Le règlement européen sur les emballages et les déchets d'emballage du 19 décembre 2024 prévoit l'interdiction des PFAS dans les emballages alimentaires à l'échelle de l'UE à partir d'août 2026. C'est la raison pour laquelle les emballages ont été retirés du périmètre de la loi française, pour éviter une double réglementation.

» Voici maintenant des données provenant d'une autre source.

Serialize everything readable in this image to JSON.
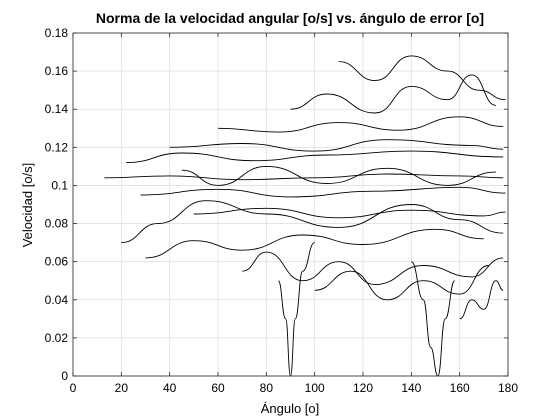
{
  "chart_data": {
    "type": "line",
    "title": "Norma de la velocidad angular [o/s] vs. ángulo de error [o]",
    "xlabel": "Ángulo [o]",
    "ylabel": "Velocidad [o/s]",
    "xlim": [
      0,
      180
    ],
    "ylim": [
      0,
      0.18
    ],
    "xticks": [
      0,
      20,
      40,
      60,
      80,
      100,
      120,
      140,
      160,
      180
    ],
    "yticks": [
      0,
      0.02,
      0.04,
      0.06,
      0.08,
      0.1,
      0.12,
      0.14,
      0.16,
      0.18
    ],
    "xtick_labels": [
      "0",
      "20",
      "40",
      "60",
      "80",
      "100",
      "120",
      "140",
      "160",
      "180"
    ],
    "ytick_labels": [
      "0",
      "0.02",
      "0.04",
      "0.06",
      "0.08",
      "0.1",
      "0.12",
      "0.14",
      "0.16",
      "0.18"
    ],
    "grid": true,
    "series_color": "#000000",
    "series": [
      {
        "x": [
          13,
          40,
          70,
          100,
          130,
          160,
          178
        ],
        "y": [
          0.104,
          0.105,
          0.103,
          0.104,
          0.106,
          0.105,
          0.104
        ]
      },
      {
        "x": [
          22,
          45,
          75,
          105,
          140,
          178
        ],
        "y": [
          0.112,
          0.117,
          0.113,
          0.116,
          0.118,
          0.115
        ]
      },
      {
        "x": [
          28,
          60,
          90,
          125,
          160,
          179
        ],
        "y": [
          0.095,
          0.098,
          0.094,
          0.097,
          0.099,
          0.096
        ]
      },
      {
        "x": [
          40,
          70,
          100,
          130,
          165,
          178
        ],
        "y": [
          0.12,
          0.122,
          0.118,
          0.124,
          0.121,
          0.119
        ]
      },
      {
        "x": [
          50,
          80,
          110,
          140,
          170,
          179
        ],
        "y": [
          0.085,
          0.088,
          0.083,
          0.087,
          0.084,
          0.086
        ]
      },
      {
        "x": [
          20,
          35,
          55,
          80,
          110,
          140,
          160,
          178
        ],
        "y": [
          0.07,
          0.08,
          0.092,
          0.085,
          0.078,
          0.09,
          0.082,
          0.075
        ]
      },
      {
        "x": [
          30,
          50,
          70,
          95,
          120,
          150,
          170
        ],
        "y": [
          0.062,
          0.071,
          0.066,
          0.074,
          0.069,
          0.077,
          0.072
        ]
      },
      {
        "x": [
          60,
          85,
          110,
          135,
          160,
          178
        ],
        "y": [
          0.13,
          0.128,
          0.133,
          0.129,
          0.136,
          0.131
        ]
      },
      {
        "x": [
          85,
          88,
          90,
          92,
          95,
          100
        ],
        "y": [
          0.05,
          0.03,
          0.0,
          0.03,
          0.055,
          0.07
        ]
      },
      {
        "x": [
          140,
          145,
          148,
          151,
          154,
          158
        ],
        "y": [
          0.06,
          0.04,
          0.015,
          0.0,
          0.03,
          0.05
        ]
      },
      {
        "x": [
          90,
          105,
          125,
          140,
          155,
          165,
          175
        ],
        "y": [
          0.14,
          0.148,
          0.138,
          0.152,
          0.145,
          0.158,
          0.142
        ]
      },
      {
        "x": [
          100,
          115,
          130,
          145,
          160,
          172
        ],
        "y": [
          0.045,
          0.055,
          0.04,
          0.05,
          0.043,
          0.058
        ]
      },
      {
        "x": [
          70,
          80,
          95,
          110,
          125,
          145,
          165,
          178
        ],
        "y": [
          0.055,
          0.065,
          0.05,
          0.06,
          0.048,
          0.058,
          0.052,
          0.062
        ]
      },
      {
        "x": [
          110,
          125,
          140,
          155,
          168,
          179
        ],
        "y": [
          0.165,
          0.155,
          0.168,
          0.16,
          0.15,
          0.145
        ]
      },
      {
        "x": [
          45,
          60,
          80,
          105,
          130,
          155,
          175
        ],
        "y": [
          0.108,
          0.1,
          0.11,
          0.101,
          0.109,
          0.1,
          0.107
        ]
      },
      {
        "x": [
          160,
          165,
          170,
          175,
          178
        ],
        "y": [
          0.03,
          0.04,
          0.035,
          0.05,
          0.045
        ]
      }
    ]
  }
}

Prochaines étapes : le calendrier jusqu'en 2030#

ÉchéanceMesure
1er janvier 2026Interdiction cosmétiques, vêtements, chaussures, farts
Août 2026Interdiction emballages alimentaires (UE)
2027Premier bilan ARS sur les PFAS dans l'eau potable
2028Évaluation de l'extension de l'interdiction (ustensiles de cuisine)
2030Interdiction de tous les textiles contenant des PFAS
2027-2028Décision ECHA sur la restriction universelle REACH

Ce qu'il faut retenir#

La loi du 27 février 2025 marque un tournant dans la lutte contre les polluants éternels, c'est aussi un texte de compromis qui montre les limites du lobbying réglementé. La France prend les devants en interdisant les PFAS dans plusieurs catégories avant l'UE. Les exemptions sur les ustensiles de cuisine restent le sujet qui fâche : on accepte que la majorité respire un air plus pur, à condition que les poêles Tefal restent sur le feu. Ce qui résume toute la politique environnementale, c'est là : la plupart de nous accepterons 70 % de transition si cela ne touche pas nos objets du quotidien. C'est utilitariste, c'est humain, c'est aussi la raison pour laquelle nous ne traverserons jamais la ligne. Les prochaines révisions en 2028 et 2030 redistribueront les cartes.